Throws std::logical_error
if str_1.size() != str_2.size()
.
Examples
Trimming strings
[ Run this code ]
using namespace utl;
assert(stre::trim_left( " lorem ipsum ") == "lorem ipsum ");
assert(stre::trim_right(" lorem ipsum ") == " lorem ipsum" );
assert(stre::trim( " lorem ipsum ") == "lorem ipsum" );
assert(stre::trim("__ASSERT_MACRO__", '_') == "ASSERT_MACRO");
Padding strings
[ Run this code ]
using namespace utl;
assert(stre::pad_left( "value", 9) == " value");
assert(stre::pad_right("value", 9) == "value ");
assert(stre::pad( "value", 9) == " value ");
assert(stre::pad(" label ", 15, '-') == "---- label ----");
assert(stre::pad_with_leading_zeroes(17) == "0000000017");
Converting string case
[ Run this code ]
using namespace utl;
assert(stre::to_lower("Lorem Ipsum") == "lorem ipsum");
assert(stre::to_upper("lorem ipsum") == "LOREM IPSUM");
Using substring checks
[ Run this code ]
using namespace utl;
assert(stre::starts_with("lorem ipsum", "lorem"));
assert(stre::ends_with( "lorem ipsum", "ipsum"));
assert(stre::contains( "lorem ipsum", "em ip"));
Performing token manipulations
[ Run this code ]
using namespace utl;
// Replacing tokens
assert(stre::replace_all_occurrences("xxxAAxxxAAxxx", "AA", "BBB") == "xxxBBBxxxBBBxxx" );
// Splitting by delimiter
auto tokens = stre::split_by_delimiter("aaa,bbb,ccc,", ",");
assert(tokens.size() == 3);
assert(tokens[0] == "aaa");
assert(tokens[1] == "bbb");
assert(tokens[2] == "ccc");
// Splitting by complex delimiter while keeping the empty tokens
tokens = stre::split_by_delimiter("(---)lorem(---)ipsum", "(---)", true);
assert(tokens.size() == 3);
assert(tokens[0] == "");
assert(tokens[1] == "lorem");
assert(tokens[2] == "ipsum");
Using other utilities
[ Run this code ]
using namespace utl;
// Repeating chars/strings
assert(stre::repeat_char( 'h', 7) == "hhhhhhh" );
assert(stre::repeat_string("xo-", 5) == "xo-xo-xo-xo-xo-");
// Escaping control chars in a string
const std::string text = "this text\r will get messed up due to\r carriage returns.";
std::cout
<< "Original string prints like this:\n" << text << "\n\n"

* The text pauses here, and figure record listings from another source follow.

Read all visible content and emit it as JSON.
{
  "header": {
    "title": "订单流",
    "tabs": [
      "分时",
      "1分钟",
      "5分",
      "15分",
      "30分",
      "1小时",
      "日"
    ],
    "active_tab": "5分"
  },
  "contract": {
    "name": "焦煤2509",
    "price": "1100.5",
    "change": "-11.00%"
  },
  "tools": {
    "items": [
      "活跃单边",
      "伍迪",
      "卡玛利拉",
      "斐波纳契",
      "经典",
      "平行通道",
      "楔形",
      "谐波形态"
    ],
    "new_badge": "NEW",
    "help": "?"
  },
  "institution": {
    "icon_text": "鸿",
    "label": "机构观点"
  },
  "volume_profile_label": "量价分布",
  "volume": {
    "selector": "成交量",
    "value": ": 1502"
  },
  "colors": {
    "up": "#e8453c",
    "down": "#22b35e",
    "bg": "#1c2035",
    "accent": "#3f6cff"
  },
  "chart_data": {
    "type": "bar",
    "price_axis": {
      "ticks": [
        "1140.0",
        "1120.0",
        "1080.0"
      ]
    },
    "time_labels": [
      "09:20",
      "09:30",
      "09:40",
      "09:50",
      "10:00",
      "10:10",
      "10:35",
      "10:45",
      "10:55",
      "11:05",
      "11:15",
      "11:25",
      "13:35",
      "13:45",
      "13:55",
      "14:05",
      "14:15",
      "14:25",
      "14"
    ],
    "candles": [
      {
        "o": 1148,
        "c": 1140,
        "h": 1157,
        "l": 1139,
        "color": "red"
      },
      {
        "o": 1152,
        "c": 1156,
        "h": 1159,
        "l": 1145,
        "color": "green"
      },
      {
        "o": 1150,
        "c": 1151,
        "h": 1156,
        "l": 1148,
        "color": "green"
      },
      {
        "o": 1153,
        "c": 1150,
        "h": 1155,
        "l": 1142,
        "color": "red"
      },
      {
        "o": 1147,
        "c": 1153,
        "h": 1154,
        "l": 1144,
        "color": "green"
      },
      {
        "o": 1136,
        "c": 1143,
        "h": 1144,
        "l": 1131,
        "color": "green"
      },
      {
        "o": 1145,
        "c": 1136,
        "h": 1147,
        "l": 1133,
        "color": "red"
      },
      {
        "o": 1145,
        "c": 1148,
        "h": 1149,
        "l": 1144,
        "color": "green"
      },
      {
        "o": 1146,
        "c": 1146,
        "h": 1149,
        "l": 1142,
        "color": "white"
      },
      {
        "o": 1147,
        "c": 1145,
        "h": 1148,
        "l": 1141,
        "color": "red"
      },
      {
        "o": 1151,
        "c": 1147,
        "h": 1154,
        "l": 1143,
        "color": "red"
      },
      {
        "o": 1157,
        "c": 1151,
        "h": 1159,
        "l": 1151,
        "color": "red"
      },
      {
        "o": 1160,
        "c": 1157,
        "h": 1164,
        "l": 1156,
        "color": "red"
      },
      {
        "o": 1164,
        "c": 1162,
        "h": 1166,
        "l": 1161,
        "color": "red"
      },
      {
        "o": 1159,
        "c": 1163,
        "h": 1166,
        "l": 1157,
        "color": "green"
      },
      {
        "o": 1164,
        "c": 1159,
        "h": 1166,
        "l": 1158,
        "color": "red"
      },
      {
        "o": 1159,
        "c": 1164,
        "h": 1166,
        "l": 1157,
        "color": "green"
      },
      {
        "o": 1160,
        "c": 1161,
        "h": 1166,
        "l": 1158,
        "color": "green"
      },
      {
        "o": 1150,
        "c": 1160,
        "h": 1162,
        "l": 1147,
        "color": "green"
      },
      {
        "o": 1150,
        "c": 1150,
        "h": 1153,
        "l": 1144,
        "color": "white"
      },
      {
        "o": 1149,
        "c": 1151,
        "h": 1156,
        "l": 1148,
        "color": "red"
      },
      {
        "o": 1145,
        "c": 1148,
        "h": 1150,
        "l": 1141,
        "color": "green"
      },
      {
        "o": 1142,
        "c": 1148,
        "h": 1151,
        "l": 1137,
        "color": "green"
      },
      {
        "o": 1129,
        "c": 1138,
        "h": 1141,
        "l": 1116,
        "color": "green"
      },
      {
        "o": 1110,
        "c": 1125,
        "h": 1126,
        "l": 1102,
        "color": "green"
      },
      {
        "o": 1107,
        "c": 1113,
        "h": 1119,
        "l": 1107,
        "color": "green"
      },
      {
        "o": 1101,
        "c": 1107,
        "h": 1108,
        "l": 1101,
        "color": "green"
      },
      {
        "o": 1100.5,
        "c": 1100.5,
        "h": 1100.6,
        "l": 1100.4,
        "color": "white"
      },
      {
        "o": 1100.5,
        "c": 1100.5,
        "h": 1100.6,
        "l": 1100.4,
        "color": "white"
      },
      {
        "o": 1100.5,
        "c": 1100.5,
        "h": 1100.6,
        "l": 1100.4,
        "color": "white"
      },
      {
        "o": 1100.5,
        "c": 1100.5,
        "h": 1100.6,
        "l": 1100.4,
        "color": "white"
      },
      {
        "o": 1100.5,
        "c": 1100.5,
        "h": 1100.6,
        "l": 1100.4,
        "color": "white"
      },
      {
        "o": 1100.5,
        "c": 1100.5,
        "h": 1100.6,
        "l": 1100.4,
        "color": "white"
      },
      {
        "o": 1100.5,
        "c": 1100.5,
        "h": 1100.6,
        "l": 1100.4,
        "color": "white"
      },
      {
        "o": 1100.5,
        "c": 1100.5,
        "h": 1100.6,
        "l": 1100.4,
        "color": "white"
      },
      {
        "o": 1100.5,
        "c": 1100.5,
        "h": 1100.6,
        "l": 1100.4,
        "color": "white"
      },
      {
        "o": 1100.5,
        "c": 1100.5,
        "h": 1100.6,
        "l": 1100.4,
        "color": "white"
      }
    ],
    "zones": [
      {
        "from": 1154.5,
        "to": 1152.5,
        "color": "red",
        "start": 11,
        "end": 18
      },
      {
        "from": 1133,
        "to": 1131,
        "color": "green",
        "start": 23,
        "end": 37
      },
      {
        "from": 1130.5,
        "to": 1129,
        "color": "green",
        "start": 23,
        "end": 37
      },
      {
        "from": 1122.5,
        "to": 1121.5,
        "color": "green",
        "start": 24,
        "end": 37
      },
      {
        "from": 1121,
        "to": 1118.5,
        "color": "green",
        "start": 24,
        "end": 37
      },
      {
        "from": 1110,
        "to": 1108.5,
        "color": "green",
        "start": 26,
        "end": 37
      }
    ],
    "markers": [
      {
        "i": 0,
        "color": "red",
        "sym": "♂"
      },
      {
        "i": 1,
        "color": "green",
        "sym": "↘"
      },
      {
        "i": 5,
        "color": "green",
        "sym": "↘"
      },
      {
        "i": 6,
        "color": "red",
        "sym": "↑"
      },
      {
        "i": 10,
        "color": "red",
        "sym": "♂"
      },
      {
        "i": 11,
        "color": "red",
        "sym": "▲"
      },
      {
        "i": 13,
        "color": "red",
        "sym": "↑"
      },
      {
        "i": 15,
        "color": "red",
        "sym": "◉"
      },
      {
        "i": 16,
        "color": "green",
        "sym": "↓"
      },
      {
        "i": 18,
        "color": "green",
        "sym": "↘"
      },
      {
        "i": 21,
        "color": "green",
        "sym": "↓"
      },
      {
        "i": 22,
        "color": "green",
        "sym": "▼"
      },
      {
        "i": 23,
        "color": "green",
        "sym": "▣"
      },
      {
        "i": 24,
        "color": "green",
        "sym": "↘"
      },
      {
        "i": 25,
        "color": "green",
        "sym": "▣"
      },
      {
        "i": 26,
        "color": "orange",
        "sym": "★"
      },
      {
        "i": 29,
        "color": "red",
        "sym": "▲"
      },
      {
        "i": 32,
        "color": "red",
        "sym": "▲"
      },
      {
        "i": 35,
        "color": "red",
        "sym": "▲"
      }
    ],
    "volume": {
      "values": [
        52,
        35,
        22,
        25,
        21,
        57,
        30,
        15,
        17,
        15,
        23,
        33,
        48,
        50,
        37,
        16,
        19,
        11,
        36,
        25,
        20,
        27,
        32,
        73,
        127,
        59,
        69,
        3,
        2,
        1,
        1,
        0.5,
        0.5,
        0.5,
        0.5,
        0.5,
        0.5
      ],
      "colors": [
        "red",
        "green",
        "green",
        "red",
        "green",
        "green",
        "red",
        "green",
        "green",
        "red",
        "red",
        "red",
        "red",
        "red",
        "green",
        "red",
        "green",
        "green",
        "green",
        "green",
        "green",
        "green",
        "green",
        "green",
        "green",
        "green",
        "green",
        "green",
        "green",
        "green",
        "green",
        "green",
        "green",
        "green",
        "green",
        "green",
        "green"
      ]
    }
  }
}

<< "Escaped string prints like this:\n" << stre::escape_control_chars(text) << "\n\n";
// Getting index of difference
assert(stre::index_of_difference("xxxAxx", "xxxxxx") == 3);
Output:
Original string prints like this:
carriage returns.p due to
Escaped string prints like this:
this text\r will get messed up due to\r carriage returns.